Il y a près d’un siècle, Charles de Foucauld, assassiné en décembre 1916 par des musulmans, déclara avec une clarté tragique : « Tant qu’ils seront musulmans, ils ne seront jamais français ». Ce constat, répété plus tard par le roi Hassan II du Maroc, reste aujourd’hui un avertissement incontournable que les politiciens français ont systématiquement ignoré.

Depuis des décennies, les élites publiques ont cherché à dissimuler cette réalité en présentant l’islam comme une simple option de vie compatible avec la République. Le cas d’Alain Juppé illustre ce manque de compréhension : en tant que ministre des Affaires étrangères en 2011, il a soutenu les « Frères Musulmans » après la chute d’Hosni Mubarak et a normalisé leur présence dans le paysage politique français. Ces actions, souvent justifiées comme des compromis pour l’intégration, ont démontré que la réalité religieuse ne s’adapte pas à une structure républicaine laïque.

Les principes énoncés par Hassan al-Banna dans ses « Vingt principes » montrent clairement que l’islam n’est pas une simple conviction mais un système d’identité, de gouvernance et de morale universelle.

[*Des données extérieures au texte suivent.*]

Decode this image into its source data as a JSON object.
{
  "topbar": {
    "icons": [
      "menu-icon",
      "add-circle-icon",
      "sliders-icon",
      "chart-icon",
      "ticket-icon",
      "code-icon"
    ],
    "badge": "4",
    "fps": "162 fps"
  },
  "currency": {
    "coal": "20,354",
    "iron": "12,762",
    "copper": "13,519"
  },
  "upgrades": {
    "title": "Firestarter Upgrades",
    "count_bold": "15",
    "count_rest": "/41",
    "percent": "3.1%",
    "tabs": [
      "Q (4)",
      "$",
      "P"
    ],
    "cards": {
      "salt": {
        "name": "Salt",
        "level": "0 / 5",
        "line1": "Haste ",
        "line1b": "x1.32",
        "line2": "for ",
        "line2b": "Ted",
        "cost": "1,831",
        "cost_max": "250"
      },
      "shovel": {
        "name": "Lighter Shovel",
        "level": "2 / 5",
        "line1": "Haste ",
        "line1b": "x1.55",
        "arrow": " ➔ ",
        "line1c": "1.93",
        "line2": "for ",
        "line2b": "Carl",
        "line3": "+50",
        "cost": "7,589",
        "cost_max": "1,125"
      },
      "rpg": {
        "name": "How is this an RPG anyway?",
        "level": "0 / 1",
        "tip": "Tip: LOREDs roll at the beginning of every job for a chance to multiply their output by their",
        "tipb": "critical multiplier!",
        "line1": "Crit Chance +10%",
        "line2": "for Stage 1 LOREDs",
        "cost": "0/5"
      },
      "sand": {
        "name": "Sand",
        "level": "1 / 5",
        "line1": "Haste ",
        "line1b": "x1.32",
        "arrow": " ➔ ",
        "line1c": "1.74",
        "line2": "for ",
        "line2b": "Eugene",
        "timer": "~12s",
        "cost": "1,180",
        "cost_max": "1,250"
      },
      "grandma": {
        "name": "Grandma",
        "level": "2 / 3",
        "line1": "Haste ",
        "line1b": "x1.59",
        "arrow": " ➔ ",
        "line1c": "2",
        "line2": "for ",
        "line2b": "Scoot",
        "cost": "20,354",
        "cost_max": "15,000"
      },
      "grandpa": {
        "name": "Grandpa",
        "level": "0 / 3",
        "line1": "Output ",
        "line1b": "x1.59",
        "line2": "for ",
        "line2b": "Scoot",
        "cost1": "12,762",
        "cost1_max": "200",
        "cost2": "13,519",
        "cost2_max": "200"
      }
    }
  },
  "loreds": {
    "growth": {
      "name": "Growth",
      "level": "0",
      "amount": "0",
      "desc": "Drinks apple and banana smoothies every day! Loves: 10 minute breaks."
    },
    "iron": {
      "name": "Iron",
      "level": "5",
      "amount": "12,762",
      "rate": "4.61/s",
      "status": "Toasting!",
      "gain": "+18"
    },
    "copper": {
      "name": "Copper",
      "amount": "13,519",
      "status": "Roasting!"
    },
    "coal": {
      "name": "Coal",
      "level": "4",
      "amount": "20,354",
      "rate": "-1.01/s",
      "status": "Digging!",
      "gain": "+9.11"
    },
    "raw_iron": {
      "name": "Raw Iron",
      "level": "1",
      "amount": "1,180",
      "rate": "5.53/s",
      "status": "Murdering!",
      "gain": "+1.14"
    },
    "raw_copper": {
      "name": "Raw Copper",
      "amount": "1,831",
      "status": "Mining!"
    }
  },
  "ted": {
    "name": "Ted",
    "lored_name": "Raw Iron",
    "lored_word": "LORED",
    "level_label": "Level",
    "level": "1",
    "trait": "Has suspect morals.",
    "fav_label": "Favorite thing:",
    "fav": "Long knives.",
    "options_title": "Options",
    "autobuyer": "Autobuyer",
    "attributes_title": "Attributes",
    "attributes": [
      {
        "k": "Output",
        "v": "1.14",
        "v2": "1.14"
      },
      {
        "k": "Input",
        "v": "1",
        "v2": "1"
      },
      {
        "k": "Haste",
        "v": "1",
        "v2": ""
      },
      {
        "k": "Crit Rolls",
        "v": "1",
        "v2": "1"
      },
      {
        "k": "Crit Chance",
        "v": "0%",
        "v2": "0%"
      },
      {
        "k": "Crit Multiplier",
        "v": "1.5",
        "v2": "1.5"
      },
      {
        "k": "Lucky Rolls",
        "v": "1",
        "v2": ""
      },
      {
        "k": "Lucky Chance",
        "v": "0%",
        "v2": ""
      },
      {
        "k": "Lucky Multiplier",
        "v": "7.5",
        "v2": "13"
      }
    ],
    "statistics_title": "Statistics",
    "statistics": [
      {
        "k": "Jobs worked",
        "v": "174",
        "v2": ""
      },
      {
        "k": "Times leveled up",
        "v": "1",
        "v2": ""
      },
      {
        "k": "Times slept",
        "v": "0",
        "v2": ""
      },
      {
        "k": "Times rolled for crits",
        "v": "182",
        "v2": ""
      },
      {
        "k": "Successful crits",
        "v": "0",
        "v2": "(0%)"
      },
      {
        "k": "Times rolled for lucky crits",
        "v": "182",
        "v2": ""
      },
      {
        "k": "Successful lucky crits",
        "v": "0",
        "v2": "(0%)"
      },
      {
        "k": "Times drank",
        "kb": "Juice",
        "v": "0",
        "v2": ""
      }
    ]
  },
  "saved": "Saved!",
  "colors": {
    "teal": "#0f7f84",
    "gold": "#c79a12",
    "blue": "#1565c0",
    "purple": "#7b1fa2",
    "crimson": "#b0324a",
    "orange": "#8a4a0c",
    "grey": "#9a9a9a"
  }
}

Selon le Coran, cette identité ne peut être partagée avec la République française sans renoncer à ses fondements. Un peuple musulman ne devient donc jamais « entièrement français » : il reste toujours en partie soumis à une logique distincte, menant inévitablement à des conflits historiques et politiques.

Les responsables politiques actuels, en revanche, continuent d’affirmer avec certitude que l’islam peut coexister avec la citoyenneté française. Cependant, les exemples historiques révèlent une réalité profonde : la France a toujours été confrontée à cette question sans répondre adéquatement. L’erreur passée n’est pas théorique — elle se traduit aujourd’hui par des tensions qui menacent l’intégrité même de la nation. La vraie réflexion, désormais urgente, ne peut plus être évoquée dans le cadre d’une simple politique de « mixité ».